To work around this, I used the following setup.cfg file:

[install]
single-version-externally-managed=1
record=install.txt

This works. Both data files are created in the right place and the .desktop file is recognized by Gnome.

In general, yes - everything is better than autotools when building Python projects.

I have good experiences with setuptools so far. However, installing files into fixed locations is not a strength of setuptools - after all, it's not something to build installaters for Python apps, but distribute Python libraries.

For the installation of files which are not application data files (like images, UI files etc) but provide integration into the operating system, you are better off with using a real packaging format (like RPM or deb).

That said, nothing stops you from having the build process based on setuptools and a small make file for installing everything into its rightful place.

You can try to use python-distutils-extra. The DistUtilsExtra.auto module automatically supports .desktop files, as well as Glade/GtkBuilder .ui files, Python modules and scripts, misc data files, etc.
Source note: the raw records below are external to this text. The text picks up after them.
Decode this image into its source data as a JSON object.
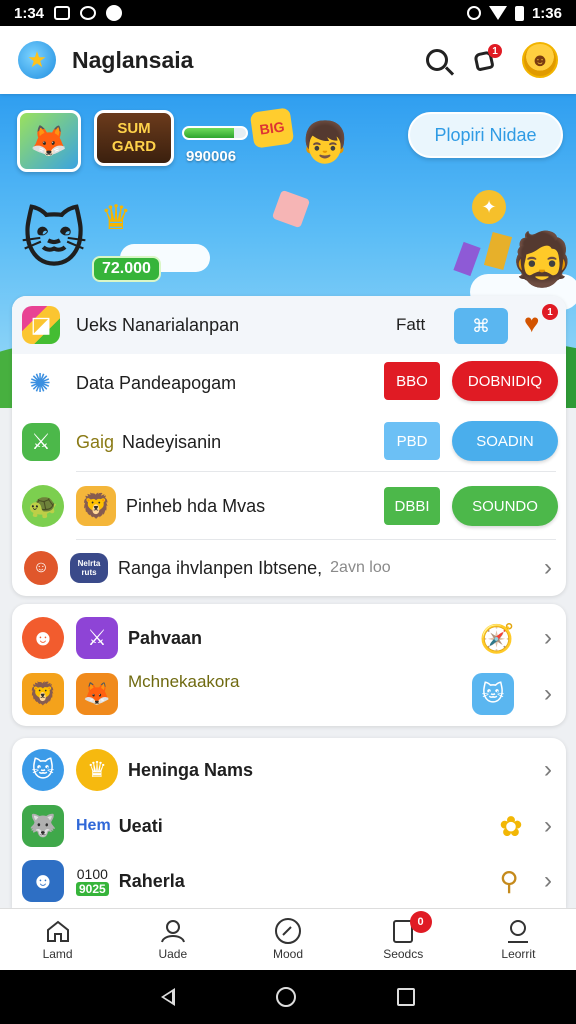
{
  "status_bar": {
    "time_left": "1:34",
    "time_right": "1:36"
  },
  "app": {
    "title": "Naglansaia"
  },
  "header": {
    "notification_count": "1"
  },
  "hero": {
    "banner_title": "SUM GARD",
    "corner_badge": "BIG",
    "progress": 0.8,
    "score": "990006",
    "coins": "72.000",
    "action_label": "Plopiri Nidae"
  },
  "main_list": {
    "rows": [
      {
        "label": "Ueks Nanarialanpan",
        "extra": "Fatt",
        "badge": "1"
      },
      {
        "label": "Data Pandeapogam",
        "btn_small": "BBO",
        "btn_large": "DOBNIDIQ"
      },
      {
        "label_prefix": "Gaig",
        "label": "Nadeyisanin",
        "btn_small": "PBD",
        "btn_large": "SOADIN"
      },
      {
        "label": "Pinheb hda Mvas",
        "btn_small": "DBBI",
        "btn_large": "SOUNDO"
      },
      {
        "icon_text": "Nelrta ruts",
        "label": "Ranga ihvlanpen Ibtsene,",
        "muted": "2avn loo"
      }
    ]
  },
  "games_card": {
    "rows": [
      {
        "label": "Pahvaan"
      },
      {
        "label": "Mchnekaakora"
      }
    ]
  },
  "friends_card": {
    "rows": [
      {
        "label": "Heninga Nams"
      },
      {
        "prefix": "Hem",
        "label": "Ueati"
      },
      {
        "prefix_top": "0100",
        "prefix_bottom": "9025",
        "label": "Raherla"
      }
    ]
  },
  "bottom_nav": {
    "items": [
      {
        "label": "Lamd"
      },
      {
        "label": "Uade"
      },
      {
        "label": "Mood"
      },
      {
        "label": "Seodcs",
        "badge": "0"
      },
      {
        "label": "Leorrit"
      }
    ]
  },
  "colors": {
    "red": "#e01b24",
    "blue": "#5ab6f0",
    "green": "#4cb84a",
    "hero_blue": "#2f9ef0"
  }
}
It should work both with Distutils and Setuptools.

I've created https://pypi.python.org/pypi/install-freedesktop. It creates .desktop files automatically for the gui_scripts entry points, which can be customized through a setup argument, and supports --user as well as system-wide installation. Compared to DistUtilsExtra, it's more narrow in scope and IMHO more pythonic (explicit is better than implicit).